1. How the government should take steps to prevent misinformation and disinformation for building trust:
- Keep communication transparent - Openly communicate with media houses and people about their policies, work processes, and methodologies. This will help maintain transparency and build trust.
- Promote open discussions and concerns - Encourage open discussions. It will create the concept of community and build trust.
- Develop a crisis communication strategy - Fight misinformation crises through a proper communication plan.
- Make sure to share accurate information - Ensure that the information they share is accurate and reliable.
- Promote logical thinking - Boost critical thinking skills in the common people, encourage media literacy, and teach how to analyze information.
- Depend on reputable agencies for communication support - Verify and depend on reputable communication agencies to share accurate information.
2. How the media houses, publishers, and PR professionals should prevent misinformation and disinformation along with building trust:
- Maintain transparency and authenticity - Focus on sharing accurate, authentic information, making the content transparent to people.
- Employ Fact-Checking Organizations - Collaborate with organizations like FactCheck. org or PolitiFact to initiate third-party verification. Cross-check information using tools like MediaWise or Snopes.
- Open gateways for reader engagement - Allow readers to report wrong or fake information through open channels of communication, like feedback options in social media.
- Collaborate with trusted sources - Collaborate with trusted sources, such as renowned journalists, experts, and community leaders.

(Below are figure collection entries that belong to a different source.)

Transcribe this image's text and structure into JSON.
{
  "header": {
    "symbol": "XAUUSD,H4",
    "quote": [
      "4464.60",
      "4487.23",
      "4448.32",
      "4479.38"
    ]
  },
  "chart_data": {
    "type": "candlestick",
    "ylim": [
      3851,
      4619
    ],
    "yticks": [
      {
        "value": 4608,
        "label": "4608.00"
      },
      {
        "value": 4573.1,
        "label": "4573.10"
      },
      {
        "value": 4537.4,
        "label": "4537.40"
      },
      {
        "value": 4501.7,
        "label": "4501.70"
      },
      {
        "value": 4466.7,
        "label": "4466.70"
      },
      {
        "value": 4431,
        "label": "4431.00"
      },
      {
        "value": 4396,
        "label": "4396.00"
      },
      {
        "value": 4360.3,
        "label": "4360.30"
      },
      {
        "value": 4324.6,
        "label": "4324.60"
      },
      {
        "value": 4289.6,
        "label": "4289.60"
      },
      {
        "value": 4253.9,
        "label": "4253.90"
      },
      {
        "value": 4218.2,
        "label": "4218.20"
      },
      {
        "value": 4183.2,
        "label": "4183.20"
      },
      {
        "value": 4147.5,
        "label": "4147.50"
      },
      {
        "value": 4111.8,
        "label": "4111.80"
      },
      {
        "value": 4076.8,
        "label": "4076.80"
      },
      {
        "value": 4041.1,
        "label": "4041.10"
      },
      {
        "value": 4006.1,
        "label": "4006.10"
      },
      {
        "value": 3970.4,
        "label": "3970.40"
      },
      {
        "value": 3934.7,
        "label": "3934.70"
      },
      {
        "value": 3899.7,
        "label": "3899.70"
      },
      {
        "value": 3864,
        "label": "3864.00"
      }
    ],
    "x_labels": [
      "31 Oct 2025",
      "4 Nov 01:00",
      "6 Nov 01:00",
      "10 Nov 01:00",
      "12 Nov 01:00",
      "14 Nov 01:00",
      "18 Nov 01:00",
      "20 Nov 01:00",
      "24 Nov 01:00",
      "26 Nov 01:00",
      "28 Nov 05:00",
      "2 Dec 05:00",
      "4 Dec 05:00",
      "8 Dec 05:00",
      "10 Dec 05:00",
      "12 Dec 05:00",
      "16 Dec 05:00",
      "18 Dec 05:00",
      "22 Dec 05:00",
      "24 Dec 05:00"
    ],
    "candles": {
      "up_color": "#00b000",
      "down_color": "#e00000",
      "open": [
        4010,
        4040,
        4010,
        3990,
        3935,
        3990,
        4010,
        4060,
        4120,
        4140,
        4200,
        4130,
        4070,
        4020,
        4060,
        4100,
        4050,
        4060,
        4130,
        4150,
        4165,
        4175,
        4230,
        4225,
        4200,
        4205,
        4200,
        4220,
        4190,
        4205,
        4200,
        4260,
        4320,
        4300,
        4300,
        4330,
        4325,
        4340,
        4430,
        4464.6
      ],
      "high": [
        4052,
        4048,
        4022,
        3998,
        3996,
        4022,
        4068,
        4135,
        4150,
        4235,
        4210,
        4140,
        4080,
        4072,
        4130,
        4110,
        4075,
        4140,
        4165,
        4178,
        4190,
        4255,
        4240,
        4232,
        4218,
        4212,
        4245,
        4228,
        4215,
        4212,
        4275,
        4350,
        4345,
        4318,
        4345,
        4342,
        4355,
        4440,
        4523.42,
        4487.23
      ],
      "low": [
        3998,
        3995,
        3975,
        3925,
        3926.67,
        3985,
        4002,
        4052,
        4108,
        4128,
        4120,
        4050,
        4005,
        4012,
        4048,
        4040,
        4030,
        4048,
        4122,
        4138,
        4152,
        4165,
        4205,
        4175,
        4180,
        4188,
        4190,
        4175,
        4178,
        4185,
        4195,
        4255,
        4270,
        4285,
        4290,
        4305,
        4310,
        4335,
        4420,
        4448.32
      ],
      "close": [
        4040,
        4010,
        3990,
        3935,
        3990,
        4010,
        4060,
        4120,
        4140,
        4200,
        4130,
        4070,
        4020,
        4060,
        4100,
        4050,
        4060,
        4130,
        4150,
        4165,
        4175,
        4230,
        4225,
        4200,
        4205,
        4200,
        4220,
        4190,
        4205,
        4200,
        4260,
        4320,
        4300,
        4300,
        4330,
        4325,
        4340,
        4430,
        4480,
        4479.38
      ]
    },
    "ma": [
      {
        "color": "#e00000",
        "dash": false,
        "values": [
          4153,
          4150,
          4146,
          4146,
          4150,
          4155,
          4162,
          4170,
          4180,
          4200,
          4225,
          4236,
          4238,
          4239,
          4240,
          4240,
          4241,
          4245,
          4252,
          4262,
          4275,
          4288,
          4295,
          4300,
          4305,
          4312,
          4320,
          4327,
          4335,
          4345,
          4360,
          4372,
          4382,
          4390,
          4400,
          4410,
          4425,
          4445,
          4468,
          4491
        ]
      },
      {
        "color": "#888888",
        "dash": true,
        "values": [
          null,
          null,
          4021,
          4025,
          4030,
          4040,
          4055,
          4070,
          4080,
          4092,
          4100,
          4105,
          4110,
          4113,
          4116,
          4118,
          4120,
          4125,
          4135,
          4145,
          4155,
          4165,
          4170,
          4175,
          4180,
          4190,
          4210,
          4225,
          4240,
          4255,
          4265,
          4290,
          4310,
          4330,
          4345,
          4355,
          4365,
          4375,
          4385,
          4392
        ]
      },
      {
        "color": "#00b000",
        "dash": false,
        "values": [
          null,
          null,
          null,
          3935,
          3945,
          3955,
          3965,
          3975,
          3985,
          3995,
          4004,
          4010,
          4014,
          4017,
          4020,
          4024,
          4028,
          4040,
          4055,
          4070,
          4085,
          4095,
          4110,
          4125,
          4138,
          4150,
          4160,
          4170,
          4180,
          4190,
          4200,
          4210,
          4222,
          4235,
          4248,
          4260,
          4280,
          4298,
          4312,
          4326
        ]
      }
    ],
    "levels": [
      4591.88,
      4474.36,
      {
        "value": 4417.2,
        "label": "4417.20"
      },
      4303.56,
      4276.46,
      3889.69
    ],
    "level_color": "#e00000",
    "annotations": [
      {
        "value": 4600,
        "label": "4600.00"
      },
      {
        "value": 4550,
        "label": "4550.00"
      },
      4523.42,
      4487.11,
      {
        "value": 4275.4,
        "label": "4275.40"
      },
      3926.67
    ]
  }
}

- Should encourage training and development - The editorial teams should be trained in the latest technological trends and fact-checking techniques. For that, media houses must start workshops, seminars, and webinars.
- AI and Machine Learning - Through AI automated fact-checking and pattern recognition for fake news can be possible.
- Blockchain - It can create tamper-proof records of published content and track the real source of fake information or images.
3. How the common people or audience can prevent spreading fake news along with building trust:
- Avoid spreading misinformation. Share the real news after correction.
- Do not click on shared news on social media without verifying it.
- Believe in trusted sources and avoid misinformation. Always share accurate information.
Conclusion
As common people, we have every right to verify every story we see and hear online. Do not believe everything that is shared on social media. Check, verify, authenticate, and then share something that can impact others. Fake news may generate sensation for a short span, but genuine contents always build trust and spreads awareness.